One of Many Different Faces of Fraud (The “Healthy” Bank)

Remember Indy Mac which blew-up circa June 2008? This bank became the epitome of everything that was wrong with mortgage fraud. Now, one would think that whatever is left of the banking system after the 2008-2009 market cleansing, is clean.

Karl Denninger’s Market Ticker is among the blogs I regularly follow. At times Karl is over the top, but when it comes to markets – he does his homework. He has been talking about banks intentionally not reporting mortgage delinquencies. How does this help the banks? It gives the false impression that the assets bank is showing are not problem assets. When you look at some individual credit reports, it shows a different story. This is outright fraud and cheating of shareholders.
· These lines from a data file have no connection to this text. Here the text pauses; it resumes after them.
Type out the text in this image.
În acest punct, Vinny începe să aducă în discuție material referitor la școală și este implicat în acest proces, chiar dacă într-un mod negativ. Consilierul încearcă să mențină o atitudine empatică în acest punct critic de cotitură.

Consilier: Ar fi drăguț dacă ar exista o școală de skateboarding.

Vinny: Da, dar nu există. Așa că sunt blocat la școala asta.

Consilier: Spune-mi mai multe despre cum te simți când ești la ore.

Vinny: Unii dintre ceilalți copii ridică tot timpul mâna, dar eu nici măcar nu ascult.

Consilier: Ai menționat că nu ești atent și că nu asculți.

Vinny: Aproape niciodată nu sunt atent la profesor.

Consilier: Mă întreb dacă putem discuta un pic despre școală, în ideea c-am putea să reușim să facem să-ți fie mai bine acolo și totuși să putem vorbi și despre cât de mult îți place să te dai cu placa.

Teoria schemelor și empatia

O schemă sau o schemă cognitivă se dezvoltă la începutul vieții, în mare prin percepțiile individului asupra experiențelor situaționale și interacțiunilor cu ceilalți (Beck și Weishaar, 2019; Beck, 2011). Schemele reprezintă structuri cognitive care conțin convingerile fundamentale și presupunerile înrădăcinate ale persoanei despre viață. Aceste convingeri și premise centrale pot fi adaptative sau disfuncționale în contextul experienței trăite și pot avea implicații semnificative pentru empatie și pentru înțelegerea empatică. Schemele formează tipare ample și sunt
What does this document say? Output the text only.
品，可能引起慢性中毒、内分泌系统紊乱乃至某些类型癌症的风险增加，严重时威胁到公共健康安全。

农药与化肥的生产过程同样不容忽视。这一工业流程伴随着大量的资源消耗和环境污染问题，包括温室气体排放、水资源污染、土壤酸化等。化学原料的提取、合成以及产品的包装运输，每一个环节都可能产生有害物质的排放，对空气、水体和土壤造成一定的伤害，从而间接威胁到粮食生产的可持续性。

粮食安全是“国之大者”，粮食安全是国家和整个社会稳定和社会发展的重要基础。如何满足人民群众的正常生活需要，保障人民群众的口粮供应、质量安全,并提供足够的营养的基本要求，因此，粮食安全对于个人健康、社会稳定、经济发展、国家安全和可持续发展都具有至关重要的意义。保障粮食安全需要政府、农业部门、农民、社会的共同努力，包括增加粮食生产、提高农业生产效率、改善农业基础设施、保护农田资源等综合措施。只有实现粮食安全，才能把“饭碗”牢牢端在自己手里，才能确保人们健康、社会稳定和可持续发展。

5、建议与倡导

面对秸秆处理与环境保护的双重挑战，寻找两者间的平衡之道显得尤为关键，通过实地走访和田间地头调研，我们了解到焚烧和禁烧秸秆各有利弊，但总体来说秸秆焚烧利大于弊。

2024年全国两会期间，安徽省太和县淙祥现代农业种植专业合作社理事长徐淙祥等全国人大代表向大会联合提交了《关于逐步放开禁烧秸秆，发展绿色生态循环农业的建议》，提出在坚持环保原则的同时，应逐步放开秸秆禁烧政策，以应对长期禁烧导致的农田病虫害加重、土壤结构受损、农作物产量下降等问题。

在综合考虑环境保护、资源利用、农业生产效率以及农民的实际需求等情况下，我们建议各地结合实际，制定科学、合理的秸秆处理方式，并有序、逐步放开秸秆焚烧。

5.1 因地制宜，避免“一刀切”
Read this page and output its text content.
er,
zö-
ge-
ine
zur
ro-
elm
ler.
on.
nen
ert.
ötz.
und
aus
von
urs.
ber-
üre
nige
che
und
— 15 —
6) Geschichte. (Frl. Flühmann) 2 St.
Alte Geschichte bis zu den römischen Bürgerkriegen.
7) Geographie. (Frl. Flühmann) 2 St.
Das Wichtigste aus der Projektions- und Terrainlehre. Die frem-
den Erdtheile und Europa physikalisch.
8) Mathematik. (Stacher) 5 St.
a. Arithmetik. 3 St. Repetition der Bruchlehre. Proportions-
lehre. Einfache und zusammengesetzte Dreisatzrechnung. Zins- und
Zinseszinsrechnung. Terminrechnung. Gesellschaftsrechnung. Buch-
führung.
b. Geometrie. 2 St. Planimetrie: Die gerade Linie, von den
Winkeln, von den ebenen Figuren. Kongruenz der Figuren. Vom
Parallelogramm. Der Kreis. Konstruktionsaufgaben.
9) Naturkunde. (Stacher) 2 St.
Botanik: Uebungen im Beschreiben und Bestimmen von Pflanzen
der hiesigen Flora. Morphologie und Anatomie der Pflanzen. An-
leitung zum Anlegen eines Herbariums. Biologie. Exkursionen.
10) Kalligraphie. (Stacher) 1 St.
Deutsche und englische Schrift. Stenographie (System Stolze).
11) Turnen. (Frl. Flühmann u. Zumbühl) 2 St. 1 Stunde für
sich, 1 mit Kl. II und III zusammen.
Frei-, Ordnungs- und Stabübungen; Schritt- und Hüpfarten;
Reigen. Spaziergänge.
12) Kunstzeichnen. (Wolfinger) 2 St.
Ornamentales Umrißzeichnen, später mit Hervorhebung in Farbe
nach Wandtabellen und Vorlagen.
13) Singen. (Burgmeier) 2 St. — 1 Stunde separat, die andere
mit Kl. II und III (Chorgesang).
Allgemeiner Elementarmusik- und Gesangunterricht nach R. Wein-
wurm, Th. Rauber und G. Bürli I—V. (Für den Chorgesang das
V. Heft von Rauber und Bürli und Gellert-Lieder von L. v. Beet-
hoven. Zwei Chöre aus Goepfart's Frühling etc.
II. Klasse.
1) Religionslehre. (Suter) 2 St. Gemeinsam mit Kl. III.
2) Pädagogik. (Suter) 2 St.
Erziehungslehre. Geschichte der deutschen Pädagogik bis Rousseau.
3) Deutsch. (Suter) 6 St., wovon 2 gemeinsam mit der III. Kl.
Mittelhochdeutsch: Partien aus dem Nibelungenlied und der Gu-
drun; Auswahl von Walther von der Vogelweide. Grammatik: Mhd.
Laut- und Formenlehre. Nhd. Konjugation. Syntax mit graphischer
In this story, Carl highlights a mortgage – a “conventional” loan – that has been reported as “120 days past due” to the credit bureaus for THIRTEEN CONSECUTIVE MONTHS. He adds:

This person has been living in their house without making a mortgage payment for nearly a year and a half, and the bank – it’s one of the “Big Three” – HAS NOT FORECLOSED. [Big three: Bank of America, JP Morgan Chase and Citigroup]

This crap has to stop folks.  Yeah, this is an anecdote, but I have to ask whether the auditors have looked into this.  A loan that has this “payment history” ought to be carried at recovery value, but that would mean it would be “marked to the market”, and we know the banks all got permission to mark ’em to “model” back in the early part of 2009.

This sort of BS game is too damn prevalent.  There is no reason other than cooking of the books that institutions would hold paper like this in a perpetual “not paying and not gonna pay either” state rather than foreclose and take the hit – except to present a view of their financial status that is less than completely honest.

“Extend and Pretend” may have been made legal but that doesn’t make you solvent – it just means that the government made legal what formerly was called accounting fraud, and the inescapable reality is that eventually the cash flow will get you anyway.